Drei herausragende Graphic Novels des Jahres Maler in Ekstase

Monatelang hat der junge Pablo Picasso 1907 in Paris an dem riesigen Bild gemalt, das später erst den Titel "Les Demoiselles d'Avignon" bekam.

 Was Graphic Novels erzählen können: Picassos Verzweiflung angesichts der "Demoiselles d'Avignon" in "Pablo".

Was Graphic Novels erzählen können: Picassos Verzweiflung angesichts der "Demoiselles d'Avignon" in "Pablo".

Foto: Avant Verlag

"Eines Tages wird man ihn aufgehängt hinter der Leinwand finden", so, befürchtete ein Kollege, würde der wie in manischen Schüben arbeitende Spanier enden. 809 Vorstudien belegen die Intensität dieses Projekts, dieser wuchtigen Vision, schwüler Bordelltraum - Picasso kannte das Freudenhaus in der Calle de Avignon in Barcelona - und gespenstische Geisterbeschwörung in einem. Erst 1916 wurde das Gemälde mit den fünf in Ekstase tanzenden Nackten, ein Schlüsselbild des Kubismus, erstmals gezeigt.

Julie Birmant und Clément Oubrerie haben die Geschichte rund um "Les Demoiselles d'Avignon" aufgegriffen und erzählen sie in der opulenten Graphic Novel "Pablo" (Reprodukt, 92 S., 20 Euro) nach. "Pablo" ist Teil vier einer exzellenten Reihe über die frühe Moderne.

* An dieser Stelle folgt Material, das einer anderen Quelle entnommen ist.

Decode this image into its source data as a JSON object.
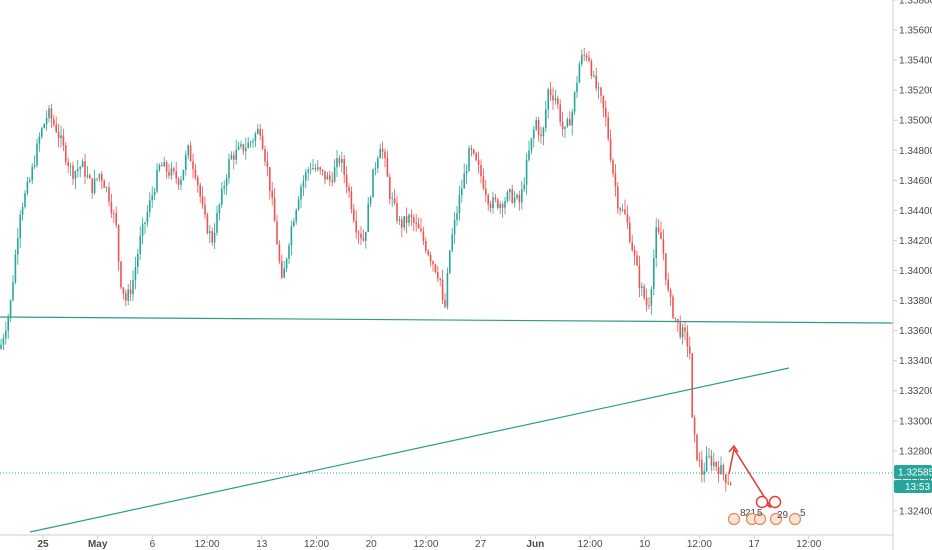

Die übrigen Bände des Duos widmen sich Max Jacob, Apollinaire und Matisse und sind ebenfalls bei Reprodukt erschienen. "Pablo" oszilliert gekonnt zwischen Tratsch, Fantasie und kunsthistorisch fundierten Fakten, lässt die Verzweiflung und Besessenheit des jungen Spaniers spüren. Meisterhaft gezeichnet, geht die Graphic Novel auf die inneren Konflikte Pablo Picassos ein, ganz großartig sind die Partien gelungen, in denen Erotik und Wahnsinn, das Gewalttätige und Gewaltige dieser frühen Moderne in Paris zum Thema gemacht werden.

Innere Welten tun sich auch in "Ein Sommer am See" von Jillian und Mariko Tamaki (Reprodukt, 320 S., 20 Euro) auf. Die kanadischen Comic-Künstlerinnen - Jillian zeichnet etwa für die New York Times, Mariko schreibt Prosa und ist Filmemacherin - nähern sich behutsam den Cousinen Rose und Windy im letzten Sommer ihrer Kindheit. Eine unheimlich zart, aber auch sehr witzig und hintergründig, in zarten Blauviolett-Tönen erzählte Coming-of-Age-Geschichte, die so leichtfüßig wie melancholisch daherkommt. Die beiden Mädchen haben jeden Sommer ihre Ferien an dem kanadischen See gemeinsam verbracht. Doch in diesem Urlaub werden die Themen ernster, treten erste Brüche und Widersprüche auf.

Der flotte, mitunter geradezu kindliche Zeichnungsstil täuscht mitunter darüber hinweg, dass sich hier ein tiefes Drama des Erwachsenwerdens manifestiert. Die völlig zu Recht mit dem renommierten Eisner-Preis in San Diego ausgezeichnete Graphic Novel dürfte für manchen Leser eine poetische und magische Zeitreise in die eigene Kindheit sein.

Auch die dritte hier vorgestellte Graphic Novel zeigt die ganze Bandbereite, die dieses Genre so spannend - und erfolgreich - macht: tolle Geschichte und ein geradezu filmischer Erzählstil, der dieses großteils auf einem Schiff stattfindende Drama spannend auflädt. Younn Locard und Florent Grouazel inszenieren ihre Geschichte "Éloi" (Avant-Verlag, 224 Seiten, 29,95 Euro) als packende Abenteuergeschichte auf dem Meer - in gedeckten Blautönen und filigraner Zeichnung. Es ist das Jahr 1842. Die französische Fregatte "La Rénommée" ist auf der Rückfahrt von Neukaledonien, hat an Bord den jungen Kanaken Éloi, den die Besatzung als "Menschenfresser" fürchtet.

Locard und Grouazel betten die intensiven, mitunter klaustrophobisch im Schiffsbauch angesiedelten Konfliktszenen in geradezu malerische Ansichten von Himmel und Meer, die gleichwohl die Dramatik steigern. Fundamentale Debatten des kolonialen 19. Jahrhunderts werden hier komprimiert und auf der Bühne eines schwankenden Schiffs geführt. Ein gewaltiges Schauspiel, präsentiert von einen glänzenden Team zweier junger Franzosen.